Three years after a 2011 chat with Fagre, in which the 2020 figure was cited, the New York Times did yet another piece claiming against that the glaciers are still vanishing.
“What will they call this place once the glaciers are gone?” the 2014 article began. This time it claimed that in 30 years, “there may be none”. That postponed the date of glacier doomsday to 2044.
Fagre was quoted as saying, “I think we’re on the cusp of bigger changes.” Five years later, the biggest change is that the 2020 signs are being replaced.
In a 2017 USA Today piece, Fagre warned that the glaciers would be gone in our lifetime.
“Their fate is sealed,” he insisted.
“What is important,” Fagre emphasized, “is that it will happen in our lifetime.”

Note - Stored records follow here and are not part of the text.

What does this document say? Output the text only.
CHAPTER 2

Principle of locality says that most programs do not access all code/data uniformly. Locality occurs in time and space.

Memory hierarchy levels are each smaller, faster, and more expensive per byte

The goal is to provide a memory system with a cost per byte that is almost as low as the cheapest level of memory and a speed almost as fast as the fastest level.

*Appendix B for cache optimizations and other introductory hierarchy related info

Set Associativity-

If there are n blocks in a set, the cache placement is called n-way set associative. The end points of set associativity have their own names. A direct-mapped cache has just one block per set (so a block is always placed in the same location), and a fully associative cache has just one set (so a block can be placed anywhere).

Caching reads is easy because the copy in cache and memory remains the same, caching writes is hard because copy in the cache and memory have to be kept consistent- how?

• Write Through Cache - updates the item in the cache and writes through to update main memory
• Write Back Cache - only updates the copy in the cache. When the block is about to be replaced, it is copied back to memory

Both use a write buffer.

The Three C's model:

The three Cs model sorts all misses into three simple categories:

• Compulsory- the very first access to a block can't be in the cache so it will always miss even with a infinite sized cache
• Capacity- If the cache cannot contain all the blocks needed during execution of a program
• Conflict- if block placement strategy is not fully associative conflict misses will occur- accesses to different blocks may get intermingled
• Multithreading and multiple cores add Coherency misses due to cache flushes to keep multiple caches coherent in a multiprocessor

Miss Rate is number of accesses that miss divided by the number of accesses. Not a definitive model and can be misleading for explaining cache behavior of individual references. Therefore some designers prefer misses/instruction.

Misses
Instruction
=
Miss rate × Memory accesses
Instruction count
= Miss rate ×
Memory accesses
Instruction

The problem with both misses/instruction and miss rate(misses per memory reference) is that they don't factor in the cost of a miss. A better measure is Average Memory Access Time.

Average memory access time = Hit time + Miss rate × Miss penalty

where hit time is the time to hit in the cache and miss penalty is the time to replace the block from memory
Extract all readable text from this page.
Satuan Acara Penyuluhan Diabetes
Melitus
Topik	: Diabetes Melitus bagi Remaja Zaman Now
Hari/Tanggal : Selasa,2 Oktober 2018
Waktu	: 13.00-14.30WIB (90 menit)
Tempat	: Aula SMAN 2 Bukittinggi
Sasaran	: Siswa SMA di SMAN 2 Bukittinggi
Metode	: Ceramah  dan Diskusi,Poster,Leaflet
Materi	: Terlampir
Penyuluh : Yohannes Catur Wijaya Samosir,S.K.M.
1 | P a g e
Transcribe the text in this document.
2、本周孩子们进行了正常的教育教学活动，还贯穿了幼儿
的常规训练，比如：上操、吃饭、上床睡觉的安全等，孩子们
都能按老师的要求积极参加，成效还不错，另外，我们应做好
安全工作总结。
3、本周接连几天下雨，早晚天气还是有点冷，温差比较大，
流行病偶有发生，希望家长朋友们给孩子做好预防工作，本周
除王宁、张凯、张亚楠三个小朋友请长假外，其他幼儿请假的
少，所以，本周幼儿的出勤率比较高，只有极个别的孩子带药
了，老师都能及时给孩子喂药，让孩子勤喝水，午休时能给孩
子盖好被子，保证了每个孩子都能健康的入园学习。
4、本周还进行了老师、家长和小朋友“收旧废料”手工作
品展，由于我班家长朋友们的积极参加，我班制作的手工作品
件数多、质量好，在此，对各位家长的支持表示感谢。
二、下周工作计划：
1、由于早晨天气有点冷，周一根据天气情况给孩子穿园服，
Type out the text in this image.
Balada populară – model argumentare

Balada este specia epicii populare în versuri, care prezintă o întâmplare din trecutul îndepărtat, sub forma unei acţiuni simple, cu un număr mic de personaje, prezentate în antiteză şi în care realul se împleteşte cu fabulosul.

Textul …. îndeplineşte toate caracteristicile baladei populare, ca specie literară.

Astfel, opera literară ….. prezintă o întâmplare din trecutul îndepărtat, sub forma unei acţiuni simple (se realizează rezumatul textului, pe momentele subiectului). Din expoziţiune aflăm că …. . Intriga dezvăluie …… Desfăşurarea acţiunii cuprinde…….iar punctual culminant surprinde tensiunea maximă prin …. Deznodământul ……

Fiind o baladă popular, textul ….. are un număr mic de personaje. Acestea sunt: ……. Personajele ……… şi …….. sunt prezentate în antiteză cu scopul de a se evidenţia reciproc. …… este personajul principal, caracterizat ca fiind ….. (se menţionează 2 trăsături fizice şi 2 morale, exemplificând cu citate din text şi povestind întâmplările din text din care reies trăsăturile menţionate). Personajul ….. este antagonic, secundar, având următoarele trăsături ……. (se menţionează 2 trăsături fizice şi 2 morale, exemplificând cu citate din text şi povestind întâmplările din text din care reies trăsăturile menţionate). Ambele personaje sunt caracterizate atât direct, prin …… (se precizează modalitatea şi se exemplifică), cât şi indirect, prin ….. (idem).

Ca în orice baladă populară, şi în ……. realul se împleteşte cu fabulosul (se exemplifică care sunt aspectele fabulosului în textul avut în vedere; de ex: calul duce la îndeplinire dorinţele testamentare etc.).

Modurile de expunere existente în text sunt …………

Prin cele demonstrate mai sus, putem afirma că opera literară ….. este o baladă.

According to his conversation with a PBS reporter, “estimates on when the glaciers will disappear completely vary widely, from 2030 to 2080, depending on winter weather.”
2030 to 2080 is quite a range.
“We are going to go toward a virtually glacierless state in the next few decades. Fagre had told Audubon in 2010. “We don’t care whether it is 2033 or 2029 or 2035. It’s just what’s happening.”
Scientists generally care about dates and predictions. The prophets of inevitable doom are cranks.
In a Guardian article in 2017, he claimed that all the glaciers in the country would vanish in the next few decades. “It’s inevitable,” Fagre insisted.
“They will certainly be gone before the end of the century,” Fagre told a CBS affiliate in 2017.
“It’s not just going to happen in my lifetime,” he had insisted in 2002 “It’s going to happen during my career.”
Back then, Fagre had been 49-years-old. He’s now approaching retirement age.
The glaciers of Glacier seem likely to outlive the environmentalist who had spent the bulk of his career predicting their doom. And, if the Department of the Interior cleans house, they will outlive his career.